Fadli juga berusaha membangun kedekatan emosional dengan Sekar untuk mengurangi kecemasan yang sering muncul menjelang hari besar. "Dari malam sudah mulai gelisah, 'Aduh gimana ya nanti hari pertama, terus nanti aku harus ngapain?'. Nah saya di situ berperan memberikan edukasi," tambahnya.

Membangun Keterbukaan dalam Komunikasi

Berbeda dengan Fadli, Bibay (34), seorang karyawan swasta di Depok, memilih untuk tidak memberikan nasihat berat saat anak merasa lelah. Ia percaya bahwa waktu pagi dan sebelum tidur adalah saat yang lebih baik untuk memberikan ketenangan. "Kalau saya mau ngasih wejangan dan segala macam, mungkin pasti saat santai ya. Enggak pas lagi dia mau berangkat sekolah atau pas lagi mau tidur," jelas Bibay.

Untuk memberikan nasihat yang lebih mendalam kepada putranya, Maulana (10), Bibay mengatur waktu khusus untuk berbincang berdua tanpa gangguan. "Saya selalu ngajak ngobrol, ada me time sama anak saya berdua doang nih, enggak sama istri, enggak sama adeknya. Itu udah beberapa kali saya lakuin," katanya.

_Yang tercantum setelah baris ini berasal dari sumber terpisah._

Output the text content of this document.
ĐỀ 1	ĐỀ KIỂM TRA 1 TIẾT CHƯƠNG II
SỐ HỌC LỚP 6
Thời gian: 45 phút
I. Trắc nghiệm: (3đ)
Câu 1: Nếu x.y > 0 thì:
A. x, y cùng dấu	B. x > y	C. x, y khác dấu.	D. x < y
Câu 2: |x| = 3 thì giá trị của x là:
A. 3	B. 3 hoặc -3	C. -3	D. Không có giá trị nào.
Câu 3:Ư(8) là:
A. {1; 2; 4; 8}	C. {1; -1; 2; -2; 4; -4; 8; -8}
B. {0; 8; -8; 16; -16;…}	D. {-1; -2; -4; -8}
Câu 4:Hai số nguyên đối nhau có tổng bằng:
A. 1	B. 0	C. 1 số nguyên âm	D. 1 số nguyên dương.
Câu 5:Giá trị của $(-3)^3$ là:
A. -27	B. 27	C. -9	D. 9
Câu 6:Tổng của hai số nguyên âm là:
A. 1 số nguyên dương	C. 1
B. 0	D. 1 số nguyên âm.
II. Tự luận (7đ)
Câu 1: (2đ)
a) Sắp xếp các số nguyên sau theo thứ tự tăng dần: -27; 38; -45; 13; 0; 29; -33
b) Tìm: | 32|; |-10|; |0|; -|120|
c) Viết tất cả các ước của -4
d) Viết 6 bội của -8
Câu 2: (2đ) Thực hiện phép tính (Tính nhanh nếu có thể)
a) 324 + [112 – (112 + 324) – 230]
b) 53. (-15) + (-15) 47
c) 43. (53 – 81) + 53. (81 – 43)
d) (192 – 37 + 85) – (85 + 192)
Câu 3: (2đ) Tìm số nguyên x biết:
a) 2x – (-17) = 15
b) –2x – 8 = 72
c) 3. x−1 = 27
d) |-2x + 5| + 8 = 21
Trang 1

Sugeng (38), seorang pelaku industri pariwisata di Yogyakarta, juga memanfaatkan waktu perjalanan untuk mengajarkan nilai-nilai kehidupan. Ia menganggap perjalanan di jalan sebagai "laboratorium kecil" untuk mendidik anaknya, Saka (11), tentang rasa syukur. "Kita melewati pasar, jadi mengedukasi anak melihat orang mencari nafkah sejak pagi. Jadi kita kayak merefleksikan, mengedukasi, melihat itu, rasa lebih bersyukur," ujarnya.

Iksan (37), seorang karyawan swasta di Tangerang, lebih memilih untuk berdiskusi saat menjemput anaknya, Marshal (10), dari sekolah. Ia merasa momen ini adalah waktu yang tepat untuk mengevaluasi pengalaman anak sepanjang hari. "Yang lebih sering sih bukan pas berangkat ya, lebih ke pas pulang. Itu ketika pulang tuh banyak tuh hal-hal yang ditanyain," tuturnya.

Dengan berbagai pendekatan yang berbeda, para ayah berupaya memberikan pengajaran yang berarti kepada anak-anak mereka, menjadikan hari pertama sekolah sebagai momen berharga dalam membangun karakter dan nilai-nilai kehidupan.